It looks like Metro wants to give the public more time to voice their opinions on whether or not Oregon should pony up another $35 million in planning expenses for a project that would expand I-5 between north Portland and Vancouver and replace the Interstate Bridge.
As we reported on November 19th, the Interstate Bridge Replacement (IBR) project wants $71 million more dollars to continue the planning and preliminary engineering phase of their project (on top of $9 million already spent and $175 million spent on their first failed attempt known as the Columbia River Crossing) Washington has already agreed to pay their share of $36 million, and two Metro advisory committees have voted in support of Oregon’s $35 million.

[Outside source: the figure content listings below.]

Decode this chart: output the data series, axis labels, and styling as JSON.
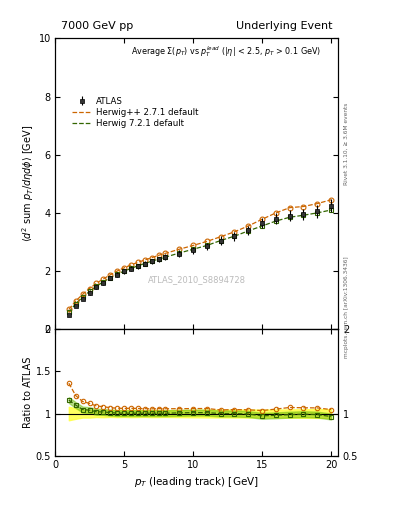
{
  "title_left": "7000 GeV pp",
  "title_right": "Underlying Event",
  "ylabel_main": "$\\langle d^2$ sum $p_T/d\\eta d\\phi\\rangle$ [GeV]",
  "ylabel_ratio": "Ratio to ATLAS",
  "xlabel": "$p_T$ (leading track) [GeV]",
  "annotation": "Average $\\Sigma(p_T)$ vs $p_T^{lead}$ ($|\\eta|$ < 2.5, $p_T$ > 0.1 GeV)",
  "watermark": "ATLAS_2010_S8894728",
  "right_label_top": "Rivet 3.1.10, ≥ 3.6M events",
  "right_label_bottom": "mcplots.cern.ch [arXiv:1306.3436]",
  "ylim_main": [
    0,
    10
  ],
  "ylim_ratio": [
    0.5,
    2.0
  ],
  "xlim": [
    0.5,
    20.5
  ],
  "atlas_x": [
    1.0,
    1.5,
    2.0,
    2.5,
    3.0,
    3.5,
    4.0,
    4.5,
    5.0,
    5.5,
    6.0,
    6.5,
    7.0,
    7.5,
    8.0,
    9.0,
    10.0,
    11.0,
    12.0,
    13.0,
    14.0,
    15.0,
    16.0,
    17.0,
    18.0,
    19.0,
    20.0
  ],
  "atlas_y": [
    0.5,
    0.8,
    1.05,
    1.25,
    1.45,
    1.6,
    1.75,
    1.88,
    1.99,
    2.08,
    2.17,
    2.25,
    2.33,
    2.4,
    2.47,
    2.6,
    2.72,
    2.85,
    3.05,
    3.2,
    3.4,
    3.65,
    3.8,
    3.9,
    3.95,
    4.05,
    4.25
  ],
  "atlas_yerr": [
    0.04,
    0.05,
    0.05,
    0.06,
    0.06,
    0.07,
    0.07,
    0.08,
    0.08,
    0.09,
    0.09,
    0.09,
    0.1,
    0.1,
    0.1,
    0.11,
    0.12,
    0.13,
    0.14,
    0.15,
    0.16,
    0.17,
    0.18,
    0.19,
    0.2,
    0.21,
    0.22
  ],
  "herwig1_x": [
    1.0,
    1.5,
    2.0,
    2.5,
    3.0,
    3.5,
    4.0,
    4.5,
    5.0,
    5.5,
    6.0,
    6.5,
    7.0,
    7.5,
    8.0,
    9.0,
    10.0,
    11.0,
    12.0,
    13.0,
    14.0,
    15.0,
    16.0,
    17.0,
    18.0,
    19.0,
    20.0
  ],
  "herwig1_y": [
    0.68,
    0.97,
    1.2,
    1.4,
    1.58,
    1.73,
    1.87,
    2.0,
    2.11,
    2.21,
    2.3,
    2.38,
    2.46,
    2.54,
    2.61,
    2.75,
    2.88,
    3.02,
    3.18,
    3.35,
    3.55,
    3.78,
    4.0,
    4.18,
    4.22,
    4.32,
    4.45
  ],
  "herwig1_color": "#cc6600",
  "herwig1_label": "Herwig++ 2.7.1 default",
  "herwig2_x": [
    1.0,
    1.5,
    2.0,
    2.5,
    3.0,
    3.5,
    4.0,
    4.5,
    5.0,
    5.5,
    6.0,
    6.5,
    7.0,
    7.5,
    8.0,
    9.0,
    10.0,
    11.0,
    12.0,
    13.0,
    14.0,
    15.0,
    16.0,
    17.0,
    18.0,
    19.0,
    20.0
  ],
  "herwig2_y": [
    0.58,
    0.88,
    1.1,
    1.3,
    1.48,
    1.63,
    1.77,
    1.89,
    2.0,
    2.09,
    2.18,
    2.26,
    2.34,
    2.41,
    2.48,
    2.62,
    2.75,
    2.88,
    3.05,
    3.2,
    3.38,
    3.55,
    3.72,
    3.85,
    3.92,
    4.0,
    4.1
  ],
  "herwig2_color": "#336600",
  "herwig2_label": "Herwig 7.2.1 default",
  "atlas_color": "#000000",
  "bg_color": "#ffffff",
  "inner_bg": "#ffffff",
  "yticks_main": [
    0,
    2,
    4,
    6,
    8,
    10
  ],
  "yticks_ratio": [
    0.5,
    1.0,
    1.5,
    2.0
  ]
}
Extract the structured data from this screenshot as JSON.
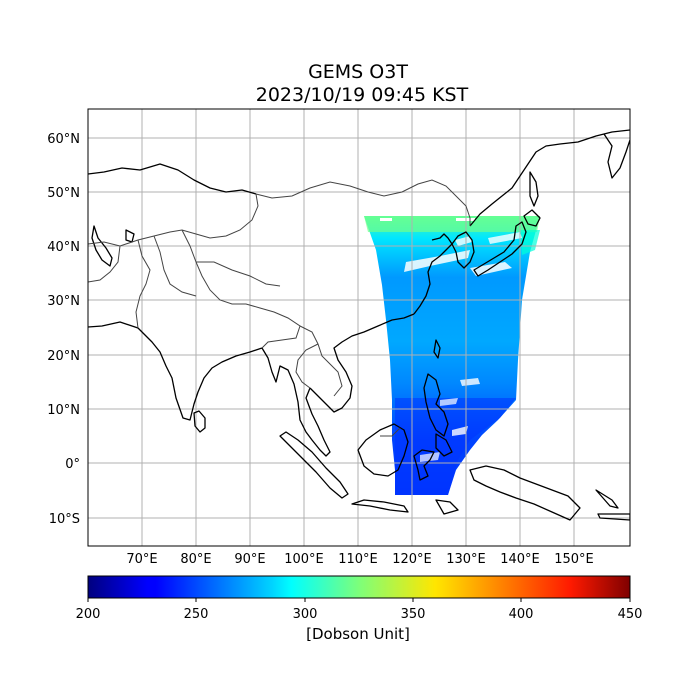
{
  "title_line1": "GEMS O3T",
  "title_line2": "2023/10/19 09:45 KST",
  "lat_labels": [
    "60°N",
    "50°N",
    "40°N",
    "30°N",
    "20°N",
    "10°N",
    "0°",
    "10°S"
  ],
  "lon_labels": [
    "70°E",
    "80°E",
    "90°E",
    "100°E",
    "110°E",
    "120°E",
    "130°E",
    "140°E",
    "150°E"
  ],
  "colorbar": {
    "label": "[Dobson Unit]",
    "ticks": [
      "200",
      "250",
      "300",
      "350",
      "400",
      "450"
    ],
    "colormap": "jet",
    "range": [
      200,
      450
    ]
  },
  "map": {
    "lon_range": [
      60,
      160
    ],
    "lat_range": [
      -15,
      66
    ],
    "grid": true,
    "coverage_lon_range": [
      111,
      143
    ],
    "coverage_lat_range": [
      -6,
      46
    ]
  }
}
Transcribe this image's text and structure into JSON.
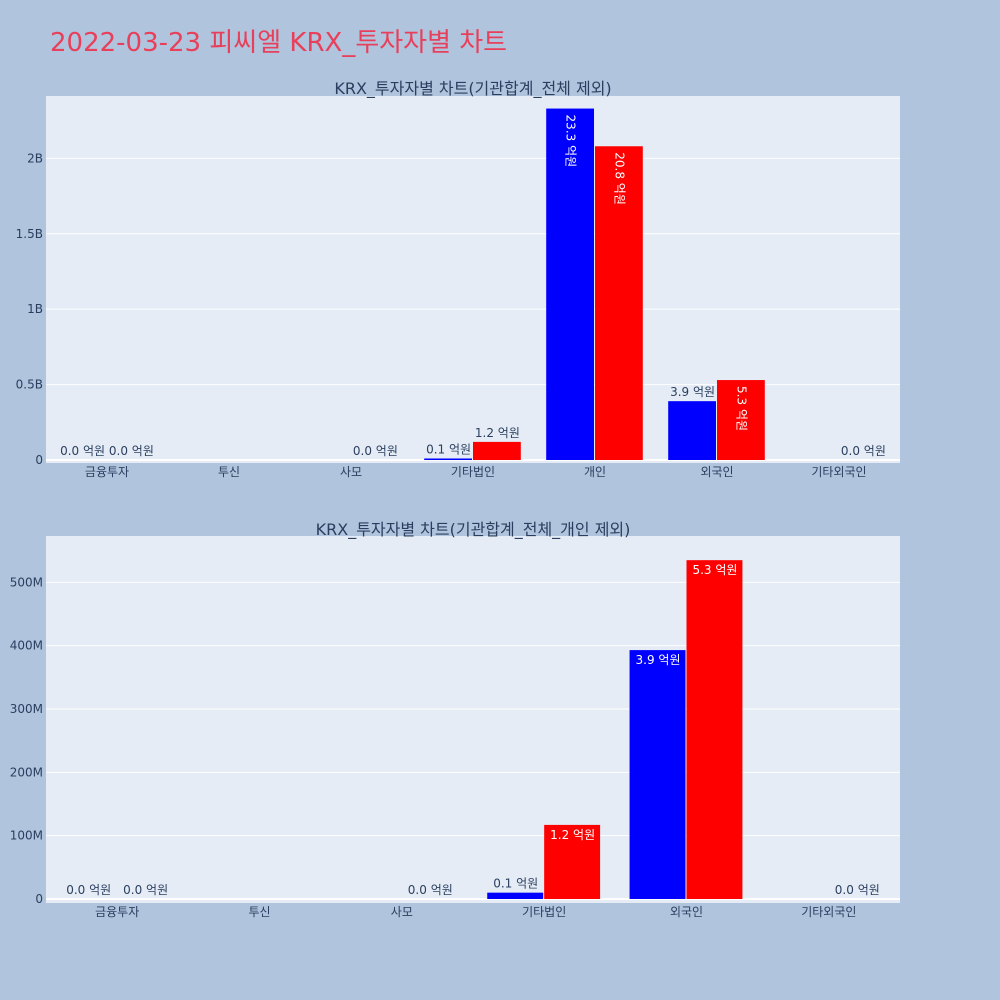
{
  "page": {
    "title": "2022-03-23 피씨엘 KRX_투자자별 차트"
  },
  "colors": {
    "background": "#b0c4de",
    "plot_bg": "#e5ecf6",
    "title": "#e8405a",
    "series_a": "#0000ff",
    "series_b": "#ff0000",
    "text": "#2a3f5f"
  },
  "chart_data": [
    {
      "type": "bar",
      "title": "KRX_투자자별 차트(기관합계_전체 제외)",
      "categories": [
        "금융투자",
        "투신",
        "사모",
        "기타법인",
        "개인",
        "외국인",
        "기타외국인"
      ],
      "ylim": [
        0,
        2400000000
      ],
      "yticks": [
        0,
        500000000,
        1000000000,
        1500000000,
        2000000000
      ],
      "yticklabels": [
        "0",
        "0.5B",
        "1B",
        "1.5B",
        "2B"
      ],
      "grid": true,
      "legend": "none",
      "series": [
        {
          "color": "#0000ff",
          "values": [
            0,
            0,
            0,
            10000000,
            2330000000,
            390000000,
            0
          ],
          "labels": [
            "0.0 억원",
            "",
            "",
            "0.1 억원",
            "23.3 억원",
            "3.9 억원",
            ""
          ]
        },
        {
          "color": "#ff0000",
          "values": [
            0,
            0,
            0,
            120000000,
            2080000000,
            530000000,
            0
          ],
          "labels": [
            "0.0 억원",
            "",
            "0.0 억원",
            "1.2 억원",
            "20.8 억원",
            "5.3 억원",
            "0.0 억원"
          ]
        }
      ]
    },
    {
      "type": "bar",
      "title": "KRX_투자자별 차트(기관합계_전체_개인 제외)",
      "categories": [
        "금융투자",
        "투신",
        "사모",
        "기타법인",
        "외국인",
        "기타외국인"
      ],
      "ylim": [
        0,
        570000000
      ],
      "yticks": [
        0,
        100000000,
        200000000,
        300000000,
        400000000,
        500000000
      ],
      "yticklabels": [
        "0",
        "100M",
        "200M",
        "300M",
        "400M",
        "500M"
      ],
      "grid": true,
      "legend": "none",
      "series": [
        {
          "color": "#0000ff",
          "values": [
            0,
            0,
            0,
            10000000,
            393000000,
            0
          ],
          "labels": [
            "0.0 억원",
            "",
            "",
            "0.1 억원",
            "3.9 억원",
            ""
          ]
        },
        {
          "color": "#ff0000",
          "values": [
            0,
            0,
            0,
            117000000,
            535000000,
            0
          ],
          "labels": [
            "0.0 억원",
            "",
            "0.0 억원",
            "1.2 억원",
            "5.3 억원",
            "0.0 억원"
          ]
        }
      ]
    }
  ]
}
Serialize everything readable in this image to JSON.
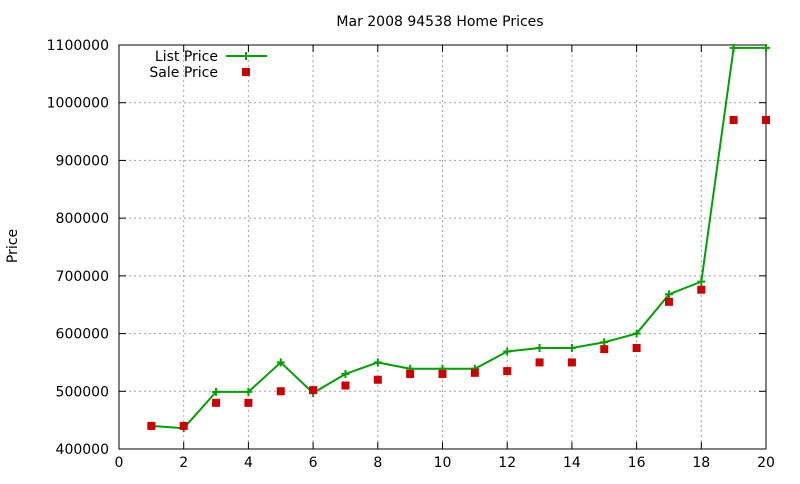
{
  "chart_data": {
    "type": "line",
    "title": "Mar 2008 94538 Home Prices",
    "xlabel": "",
    "ylabel": "Price",
    "xlim": [
      0,
      20
    ],
    "ylim": [
      400000,
      1100000
    ],
    "x_ticks": [
      0,
      2,
      4,
      6,
      8,
      10,
      12,
      14,
      16,
      18,
      20
    ],
    "y_ticks": [
      400000,
      500000,
      600000,
      700000,
      800000,
      900000,
      1000000,
      1100000
    ],
    "grid": true,
    "legend_position": "top-left",
    "series": [
      {
        "name": "List Price",
        "style": "line+plus",
        "color": "#00a000",
        "x": [
          1,
          2,
          3,
          4,
          5,
          6,
          7,
          8,
          9,
          10,
          11,
          12,
          13,
          14,
          15,
          16,
          17,
          18,
          19,
          20
        ],
        "values": [
          440000,
          436000,
          499000,
          499000,
          550000,
          497000,
          530000,
          550000,
          539000,
          539000,
          539000,
          569000,
          575000,
          575000,
          585000,
          600000,
          668000,
          690000,
          1095000,
          1095000
        ]
      },
      {
        "name": "Sale Price",
        "style": "square",
        "color": "#cc0000",
        "x": [
          1,
          2,
          3,
          4,
          5,
          6,
          7,
          8,
          9,
          10,
          11,
          12,
          13,
          14,
          15,
          16,
          17,
          18,
          19,
          20
        ],
        "values": [
          440000,
          440000,
          480000,
          480000,
          500000,
          502000,
          510000,
          520000,
          530000,
          530000,
          532000,
          535000,
          550000,
          550000,
          573000,
          575000,
          655000,
          676000,
          970000,
          970000
        ]
      }
    ]
  }
}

A broad coalition of activists have pressured Metro to withhold the funding until the Oregon Department of Transportation (ODOT) can prove the project won’t be just another freeway expansion that induces more driving demand and contributes to more greenhouse gas emissions.
Last week Oregon State Representative Khanh Pham (District 46) joined the chorus of concerns. In a letter to Metro Council she urged them to “reconsider” their investment in the project. “Given the failures from the CRC Bridge project of last decade, heightened awareness of local impacts from climate change, and need to invest in local roads and bridges that have suffered from decades of under-investment, I believe more due diligence is needed,” Pham wrote. “Every dollar saved is a dollar that can be used for other transportation projects our communities desperately need.”
The Metro Council vote was initially slated for December 2nd. But this morning we noticed Metro posted notice for a 30-day comment period on November 24th (last week). That comment period won’t end until December 24th. If that holds, wouldn’t the council vote have to come after the comment period? When we asked a Metro spokesperson for clarification, they said the vote would be pushed back to December 9th because of schedule conflicts from President Lynn Peterson and a key project staffer. OK, then why accept comments through December 24th?
It appears Metro has made an error and someone forgot to publish the public comment notice when they should have, and that means the council vote might now have to be delayed until after the comment period ends, which would be beginning of January 2022. I’m working to confirm the date of the final vote and will update this post when I learn more.
For now, make sure to visit the public comment page on Metro’s website and then email your feedback to Summer Blackhorse at email@example.com.
UPDATE, 11/30 at 8:30 am: Metro spokesperson Nick Christensen says the public comment period has been extended to December 28th and the Metro Council will vote in January 2022.